Extraits du livre « Don Bosco et les Salésiens » (Morand Wirth SDB, Elle Di Ci, Torino, 1969) Suite chapitre 16, page 200
« Les Coopérateurs Salésiens »
… A côté des prêtres, il y eut très tôt des laïcs. Ceux-ci provenaient des milieux sociaux les plus divers. Beaucoup étaient de famille aisée, voire aristocratique, tels le comte Cays di Gillatta (qui deviendra salésien et prêtre à un âge avancé), le marquis Fassati, le comte Carolli di Vignale, le comte Scarampi di Pruney… Parmi les auxiliaires de rang plus modeste, Don >Bosco aimait à rappeler la figure d’un quincaillier, Guiseppe Gagliardi, qui consacrait aux jeunes de l’Oratoire ses temps libres et ses économies. Don Bosco pouvait citer des listes entières de noms célèbres ou obscurs . Il en conservait fidèlement le souvenir.

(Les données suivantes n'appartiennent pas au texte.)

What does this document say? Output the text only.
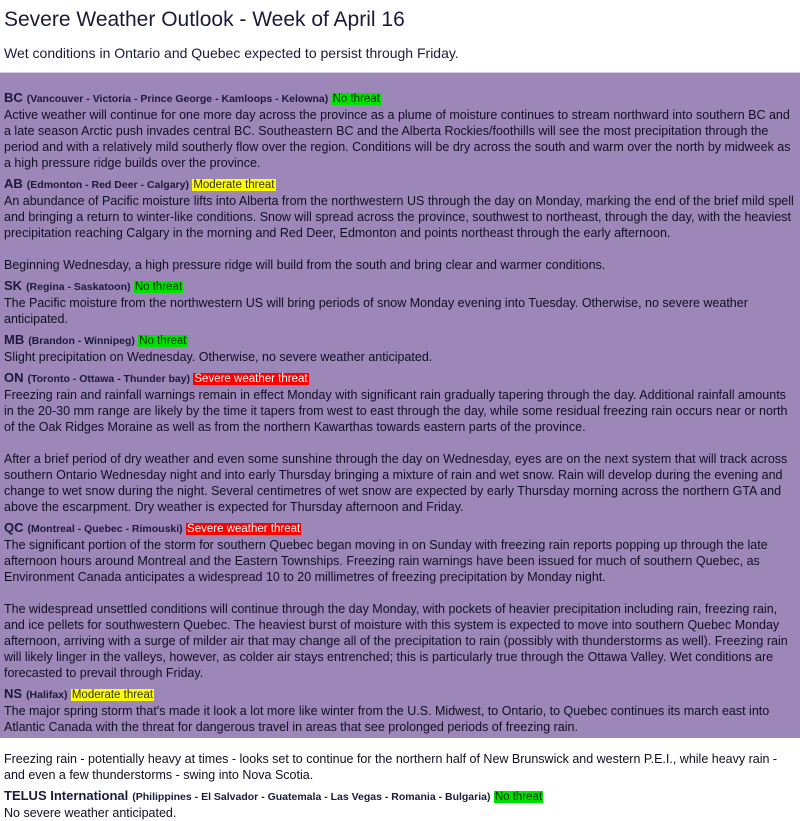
Severe Weather Outlook - Week of April 16
Wet conditions in Ontario and Quebec expected to persist through Friday.
BC (Vancouver - Victoria - Prince George - Kamloops - Kelowna) No threat

Active weather will continue for one more day across the province as a plume of moisture continues to stream northward into southern BC and a late season Arctic push invades central BC. Southeastern BC and the Alberta Rockies/foothills will see the most precipitation through the period and with a relatively mild southerly flow over the region. Conditions will be dry across the south and warm over the north by midweek as a high pressure ridge builds over the province.

AB (Edmonton - Red Deer - Calgary) Moderate threat

An abundance of Pacific moisture lifts into Alberta from the northwestern US through the day on Monday, marking the end of the brief mild spell and bringing a return to winter-like conditions. Snow will spread across the province, southwest to northeast, through the day, with the heaviest precipitation reaching Calgary in the morning and Red Deer, Edmonton and points northeast through the early afternoon.

Beginning Wednesday, a high pressure ridge will build from the south and bring clear and warmer conditions.

SK (Regina - Saskatoon) No threat

The Pacific moisture from the northwestern US will bring periods of snow Monday evening into Tuesday. Otherwise, no severe weather anticipated.

MB (Brandon - Winnipeg) No threat

Slight precipitation on Wednesday. Otherwise, no severe weather anticipated.

ON (Toronto - Ottawa - Thunder bay) Severe weather threat

Freezing rain and rainfall warnings remain in effect Monday with significant rain gradually tapering through the day. Additional rainfall amounts in the 20-30 mm range are likely by the time it tapers from west to east through the day, while some residual freezing rain occurs near or north of the Oak Ridges Moraine as well as from the northern Kawarthas towards eastern parts of the province.

After a brief period of dry weather and even some sunshine through the day on Wednesday, eyes are on the next system that will track across southern Ontario Wednesday night and into early Thursday bringing a mixture of rain and wet snow. Rain will develop during the evening and change to wet snow during the night. Several centimetres of wet snow are expected by early Thursday morning across the northern GTA and above the escarpment. Dry weather is expected for Thursday afternoon and Friday.

QC (Montreal - Quebec - Rimouski) Severe weather threat

The significant portion of the storm for southern Quebec began moving in on Sunday with freezing rain reports popping up through the late afternoon hours around Montreal and the Eastern Townships. Freezing rain warnings have been issued for much of southern Quebec, as Environment Canada anticipates a widespread 10 to 20 millimetres of freezing precipitation by Monday night.

The widespread unsettled conditions will continue through the day Monday, with pockets of heavier precipitation including rain, freezing rain, and ice pellets for southwestern Quebec. The heaviest burst of moisture with this system is expected to move into southern Quebec Monday afternoon, arriving with a surge of milder air that may change all of the precipitation to rain (possibly with thunderstorms as well). Freezing rain will likely linger in the valleys, however, as colder air stays entrenched; this is particularly true through the Ottawa Valley. Wet conditions are forecasted to prevail through Friday.

NS (Halifax) Moderate threat

The major spring storm that's made it look a lot more like winter from the U.S. Midwest, to Ontario, to Quebec continues its march east into Atlantic Canada with the threat for dangerous travel in areas that see prolonged periods of freezing rain.

Freezing rain - potentially heavy at times - looks set to continue for the northern half of New Brunswick and western P.E.I., while heavy rain - and even a few thunderstorms - swing into Nova Scotia.

TELUS International (Philippines - El Salvador - Guatemala - Las Vegas - Romania - Bulgaria) No threat

No severe weather anticipated.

Les emploi de ces laïcs étaient variés et conformes aux aptitudes de chacun. Notons cependant en bonne place que Don Bosco faisait volontiers appel à leurs services pour « faire le
catéchisme », le dimanche et même en semaine durant le carême. Il en était qui lui prêtaient main-forte dans les cours du soir. Ils aidaient aussi le directeur à « assister » les garçons pendant les offices et en récréation, organisaient pour eux des jeux ou des promenades, veillaient à leurs
besoins matériels, leur payaient parfois un bon goûter… Certains se chargeaient spécialement de leur trouver du travail, et quand ils étaient placés, de leur rendre visite afin de les maintenir en contact avec l’Oratoire.

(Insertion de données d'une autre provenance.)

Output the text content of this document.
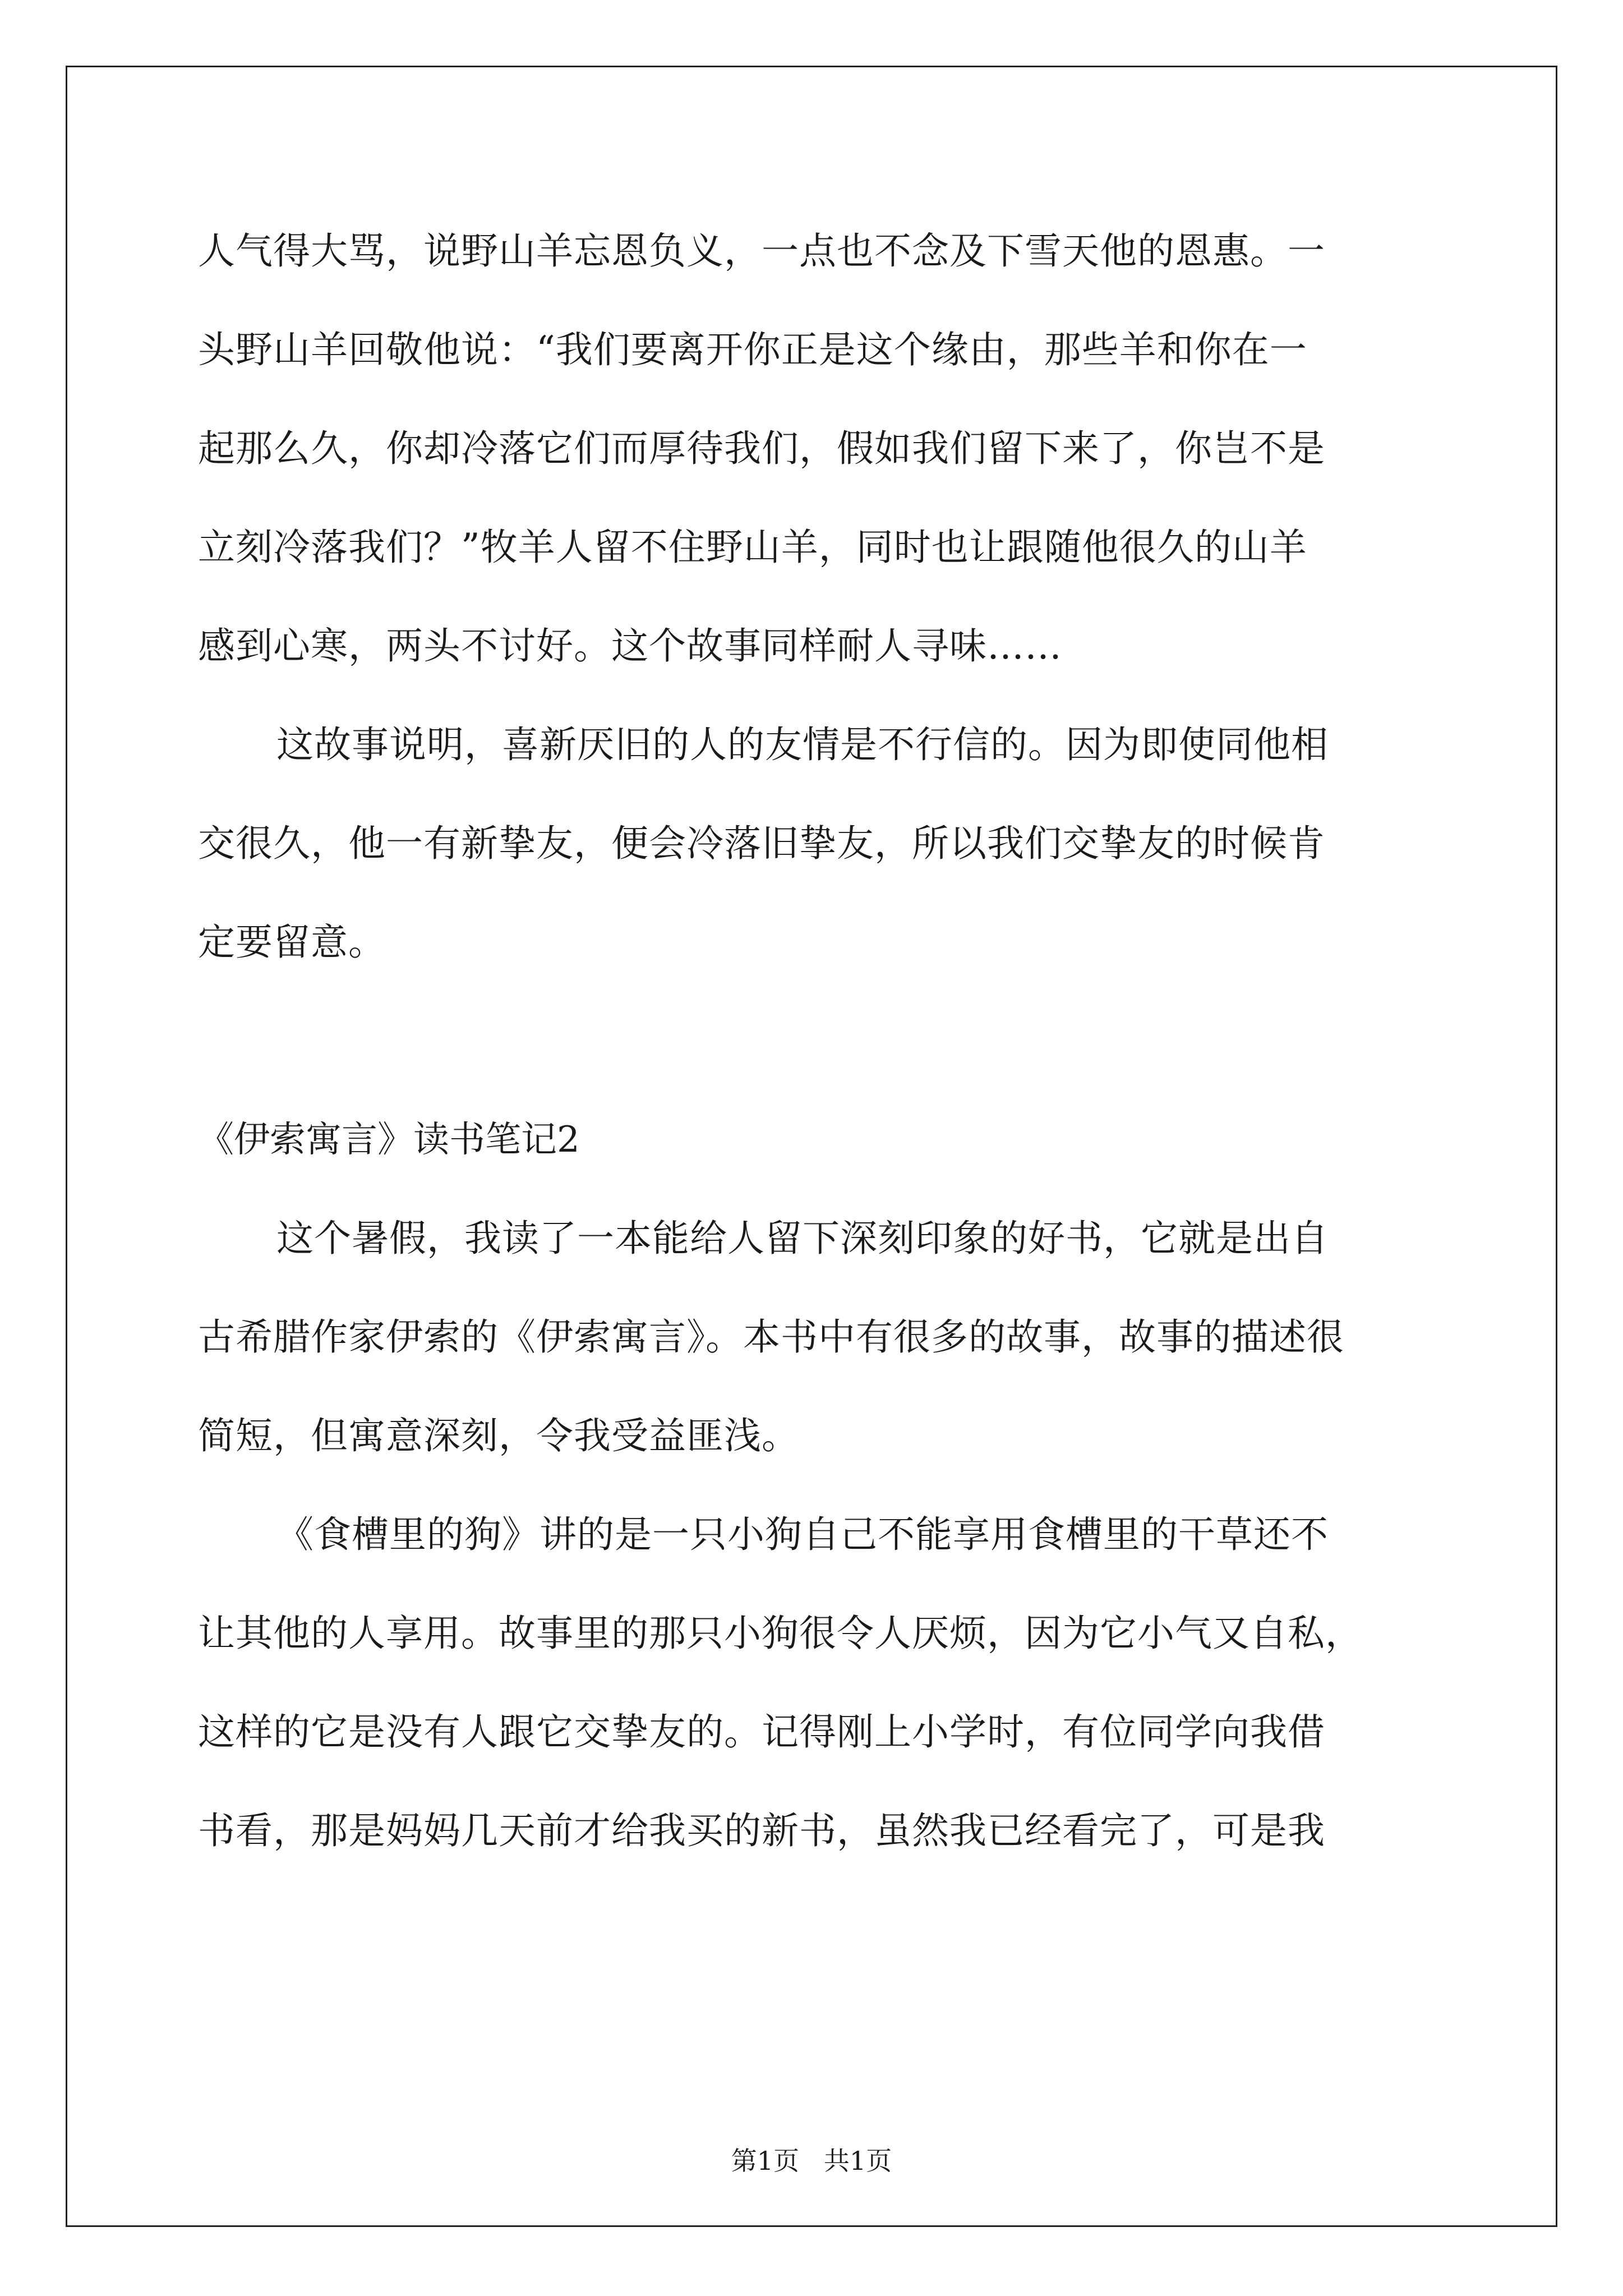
人气得大骂，说野山羊忘恩负义，一点也不念及下雪天他的恩惠。一
头野山羊回敬他说：“我们要离开你正是这个缘由，那些羊和你在一
起那么久，你却冷落它们而厚待我们，假如我们留下来了，你岂不是
立刻冷落我们？”牧羊人留不住野山羊，同时也让跟随他很久的山羊
感到心寒，两头不讨好。这个故事同样耐人寻味……
这故事说明，喜新厌旧的人的友情是不行信的。因为即使同他相
交很久，他一有新挚友，便会冷落旧挚友，所以我们交挚友的时候肯
定要留意。
《伊索寓言》读书笔记2
这个暑假，我读了一本能给人留下深刻印象的好书，它就是出自
古希腊作家伊索的《伊索寓言》。本书中有很多的故事，故事的描述很
简短，但寓意深刻，令我受益匪浅。
《食槽里的狗》讲的是一只小狗自己不能享用食槽里的干草还不
让其他的人享用。故事里的那只小狗很令人厌烦，因为它小气又自私，
这样的它是没有人跟它交挚友的。记得刚上小学时，有位同学向我借
书看，那是妈妈几天前才给我买的新书，虽然我已经看完了，可是我
第1页   共1页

Mais il n’y avait pas que des hommes. Autour de mamma Margherita, la mère de Don Bosco, s’affairaient des femmes, souvent elle aussi de la meilleure société, qui prenaient soin du linge et des vêtements de la maison. Il y en avait bien besoin, disait Don Bosco, car parmi ces « pauvres enfants », certains « ne pouvaient jamais changer le lambeau de chemise qu’ils avaient sur le dos ou étaient tellement sales qu’aucun patron ne consentait à les accueillir dans son atelier ». Parmi les « coopératrices » qui se distinguèrent dans cette tâche modeste et souvent rebutante, on citait au premier rang, avec la marquise Fassati, la mère du futur archevêque Gastaldi. Celle-ci faisait laver le linge et le distribuait chaque samedi. Le dimanche,, elle passait elle-même en revue les lits des pensionnaires, puis, « comme un général d’armée », elle rassemblait ses troupes et
inspectait minutieusement la tenue et la propreté de chacun.
Beaucoup de ces auxiliaires bénévoles, tant ecclésiastiques que laïques, y allaient aussi de leur bourse. Tel prêtre donnait pour les gosses de Don Bosco tout l’argent qu’il recevait de ses parents riches. Un banquier versait une pension régulière. Les économies d’un artisan étaient mises au service de plus pauvres que lui. L’abbé Borel, qui était caissier de l’Oratoire à ses débuts, était bien placé pour apprécier toutes ces générosités.
L’expérience quotidienne du dévouement de ces hommes et de ces femmes va faire jaillir dans l’esprit de Don Bosco des idées nouvelles.